Atatürk’ün armağanı KİT’leri geri almak zorundayız
O’nu nasıl unutabilir, üretim seferberliğini yok sayabiliriz? Yarattığı Cumhuriyet kazanımların, KİT’lerin, zenginliklerin uçup gitmesine nasıl katlanabiliriz? O’nun emanet ettiği döneme dönme çabası gerektiği ortada… ABD ve AB ülkelerinin dayatmalarına, küresel sermayenin taleplerine uygun olarak ülkeyi “tüketim toplumu” haline dönüştürmek, enerji zengini ülkeler gibi üretim dışı faaliyetlere yönelerek, tüm Cumhuriyet kazanımlarını, “KİT” leri yabancılara iyeliği ile ve “vatandaşlık” armağanıyla devretmek olacak iş değildir. Halkımız bütün bu gelişmeleri sahada, bire bir yaşadığı için çok net görüyor. Bu durumlar onun gözüne ve vicdanına saplanıyor. Kıvanç duyulacak bir gelişme de, bu tür yağmalamalara ve saldırılara karşı çelik gibi, kemik gibi birleşerek hemen bir örgütlenme sağlamak; “Çevreci Koruma Dernekleri” kurmak. Bu kadar bilinç taşıyan halkımız kendisini, Atatürk’ün bize armağan ettiği “KİT” leri yabancıların elinden geri almak zorunda saymaz mı? Bu satışların çoğu zaten mahkemeler tarafından iptal edilmedi mi?
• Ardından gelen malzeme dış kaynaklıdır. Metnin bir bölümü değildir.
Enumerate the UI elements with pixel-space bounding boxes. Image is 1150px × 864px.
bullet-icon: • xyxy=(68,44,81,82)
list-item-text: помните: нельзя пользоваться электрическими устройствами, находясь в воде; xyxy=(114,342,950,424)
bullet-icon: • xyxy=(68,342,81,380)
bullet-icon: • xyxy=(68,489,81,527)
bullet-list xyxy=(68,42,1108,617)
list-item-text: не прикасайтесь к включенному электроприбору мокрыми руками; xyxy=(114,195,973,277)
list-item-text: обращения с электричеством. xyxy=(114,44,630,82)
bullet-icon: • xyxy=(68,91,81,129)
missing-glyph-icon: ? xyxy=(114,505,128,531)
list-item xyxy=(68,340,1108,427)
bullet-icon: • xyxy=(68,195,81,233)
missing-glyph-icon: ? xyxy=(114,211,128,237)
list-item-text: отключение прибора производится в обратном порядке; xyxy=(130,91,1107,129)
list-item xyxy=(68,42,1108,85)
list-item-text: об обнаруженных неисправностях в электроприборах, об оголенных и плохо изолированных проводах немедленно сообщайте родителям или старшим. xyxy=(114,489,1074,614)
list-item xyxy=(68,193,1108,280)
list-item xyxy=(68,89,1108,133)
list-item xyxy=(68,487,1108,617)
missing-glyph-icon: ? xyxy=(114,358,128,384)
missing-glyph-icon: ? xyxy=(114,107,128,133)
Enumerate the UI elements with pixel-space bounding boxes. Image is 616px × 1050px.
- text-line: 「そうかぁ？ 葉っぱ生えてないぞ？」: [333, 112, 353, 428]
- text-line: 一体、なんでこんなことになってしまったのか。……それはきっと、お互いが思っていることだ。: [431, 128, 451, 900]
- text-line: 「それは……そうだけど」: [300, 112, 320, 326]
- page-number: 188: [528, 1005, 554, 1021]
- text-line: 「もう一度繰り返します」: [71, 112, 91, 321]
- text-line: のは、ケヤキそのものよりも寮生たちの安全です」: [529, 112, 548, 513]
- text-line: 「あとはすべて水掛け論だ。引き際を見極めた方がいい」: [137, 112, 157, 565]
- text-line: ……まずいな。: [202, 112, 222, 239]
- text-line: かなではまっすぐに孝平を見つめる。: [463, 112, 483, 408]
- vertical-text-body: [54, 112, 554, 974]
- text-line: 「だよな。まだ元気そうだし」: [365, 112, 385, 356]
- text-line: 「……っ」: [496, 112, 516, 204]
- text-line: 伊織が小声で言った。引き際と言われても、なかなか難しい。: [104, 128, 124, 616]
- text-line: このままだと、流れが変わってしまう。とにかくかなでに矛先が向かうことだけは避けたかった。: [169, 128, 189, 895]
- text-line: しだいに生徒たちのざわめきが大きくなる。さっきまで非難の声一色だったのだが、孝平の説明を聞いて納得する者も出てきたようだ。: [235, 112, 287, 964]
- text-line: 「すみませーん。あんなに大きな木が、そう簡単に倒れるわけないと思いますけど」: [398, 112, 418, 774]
Halkımız örgütlenmeyi hızla başarıyor
Köy gençliği ve aydınları, bilinçli üreticiler, işsiz kalanlar, tarlası, evi, traktörü haciz ve ipotek altında olanlar, bu yaşanan koşullarda hızla bilinçlenmekte ve eylem alanlarına çıkmakta gecikmiyor. Bunun için hiçbir engel tanımamakta, bu örnekleri Soma, Ermenek maden işçilerinin “ya ölüm, ya zafer!” sloganlarında ifadesini bulan çelik iradelerinden ders gibi algılıyor. “HES” direnişleri sırasında bastonlarıyla evladı sayılan jandarmalarla kurdukları ata sevgisinden, yerlerde sürüklenme eziyetine rağmen hiç vazgeçmeyen dedeler, nenelerin örnek davranışları, Orhanlı köylülerini etkilemiş ve iliklerine kadar işlemiş sanki… Bütün bunlar düşünüldüğünde ülkenin bu genel yağmasına karşı direnmeye çalışanlar arasında kadınların en ön saflarda yer alması unutulmaz izler taşıyor. Bu mücadeleye saygı durmamak ise olanaksız…
“Beydağ Kestanesi” üretimi tetikleyecek
İzmir Büyükşehir Belediye Başkanı’nın “Küçük Menderes Havzası” bölge gezileri tarımın yeniden canlanmasına, köylünün, çiftçinin üretim çıkmazlarının aşılmasına katkı yapmaya yönelik olarak sürüyor. Bergama’da başlayan “enginar rüzgârı” ılık ılık esmeyi sürdürüyor; eşiyle birlikte sırtlarındaki küfelere enginar toplamaları, tarlalardaki kadın erken bütün üreticilere ilham ve güç kaynağı olmuştu. Kiraz üreticilerinin nasırlı elleriyle buluşarak başlatması ve Beydağ’a uzanmasıyla “Küçük Menderes Havzası” nı turlaması, üreticilerin özgüvenini yükseltiyor. Bu geziler, onların girdi, haciz ve ipotek çıkmazlarına rağmen üretimden vazgeçmemelerine dönük çabalar olarak algılanıyor. “Başka bir tarım mümkün” sloganıyla Kiraz ilçesinin Haliller köyüne uğrayarak, Köy Kooperatifleri Başkanı eşiyle sorunları ve çareleri değerlendirerek Beydağ’a geçtiler. Burada Beydağ üreticilerinin “kestane hastalığı” yla, pazarlama sorununu ele aldılar. Başkan Soyer yaptığı konuşmada, “kestanenin hastalığını ve pazar sorununuz olduğunu biliyorum… Bu makûs talihi yenecek ve kestane deyince herkesin aklına Beydağ gelecek. Beydağ deyince kestane akıllara gelecek…” şeklinde açıklamalarda bulundu. Kestane üreticilerini heyecanlandırmayı da unutmadı; kooperatif üreticilerine duygu dolu anlar yaşatması coşkuya dönüştü. 2021 yılı içerisinde 100 ton kestane alacakları müjdesini vermesi köylüleri sevince boğdu.